La Liste

Je ne voulais pas vraiment être là. Mon petit frère, Hugo, m'avait supplié de venir à son dîner d'anniversaire chez ses beaux-parents. « Allez, Marilou, ils ne sont pas si terribles. Et puis ça fait des années qu'ils veulent te rencontrer. » En débarquant dans leur hôtel particulier de Neuilly, avec ma robe simple et mes escarpins fatigués, j'ai tout de suite compris pourquoi ma famille me décrivait comme « la rebelle compliquée ». Sa belle-sœur, une grande blonde en tailleur crème, m'a jaugée en dix secondes, s'est attardée sur mes chaussures, puis a glissé à son père, assez fort pour que je l'entende : « C'est ça, la poétesse qui ne trouve pas l'amour ? Elle ferait mieux de chercher un bon comptable. » Tout le monde a ri. Hugo a fait semblant de ne pas entendre. Il était comme ça, Hugo : trop doux pour me défendre, trop soucieux de ne pas faire de vagues. Je suis allée dans le jardin, près des rosiers blancs, en marmonnant que j'avais besoin d'air. Les rosiers avaient été taillés trop court. Ça m'a agacée, sans raison.

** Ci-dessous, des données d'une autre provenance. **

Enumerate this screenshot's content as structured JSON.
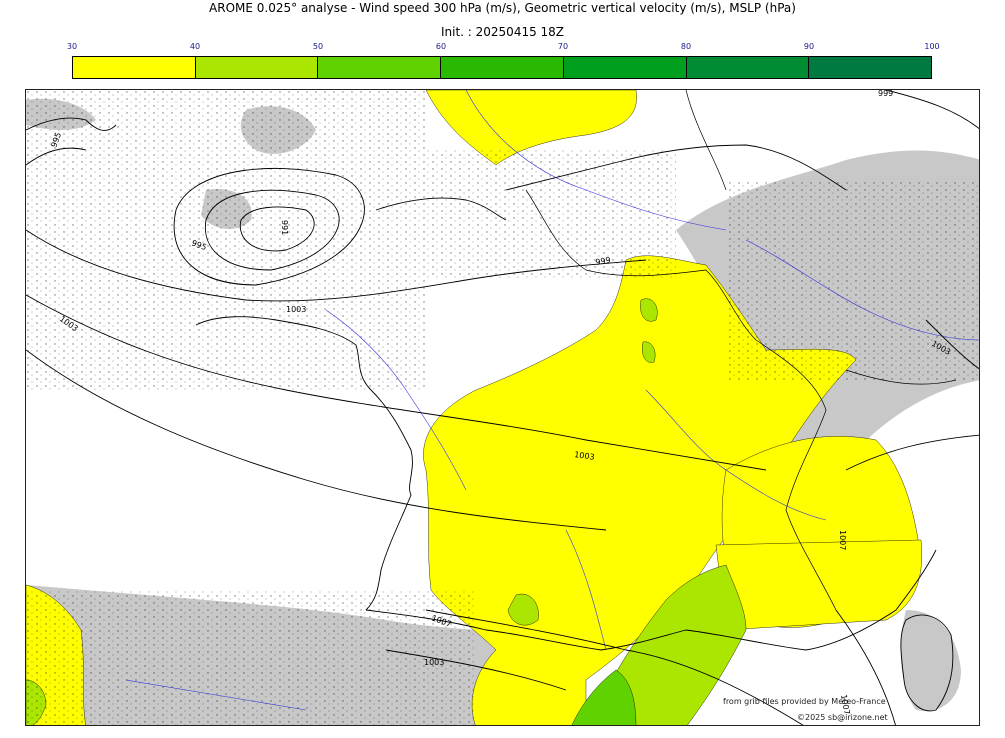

Toute ma vie, j'ai été la femme sans étiquette. Mon grand frère Antoine, chirurgien à Lille, avec sa femme Camilla, avocate d'affaires. Ma sœur Jade Lambert, plasticienne renommée, mariée à un marchand d'art. Et moi, Marilou Lambert, la petite dernière, trente-quatre ans, qui écrivais des poèmes vendus à deux cents exemplaires. Ma mère, une Lyonnaise glaciale, ne manquait jamais une occasion de le rappeler : « Tu as déjà pensé à une vraie carrière, Marilou ? » Mon père, lui, ne posait pas de questions. Il buvait son vin pendant que ma mère égratignait ma vie. Ce soir-là chez les parents d'Hugo, l'air sentait le remords et le jasmin. Je me suis assise sur un banc en fer forgé, pas loin d'un homme qui bricolait une vieille moto. Il portait une cotte bleue, avait une barbe de trois jours, des mains tachées de cambouis. Il s'appelait Nicolas Rouault. Il a ri quand je lui ai dit que ma mère appelait les poètes « les chômeurs de la rime ».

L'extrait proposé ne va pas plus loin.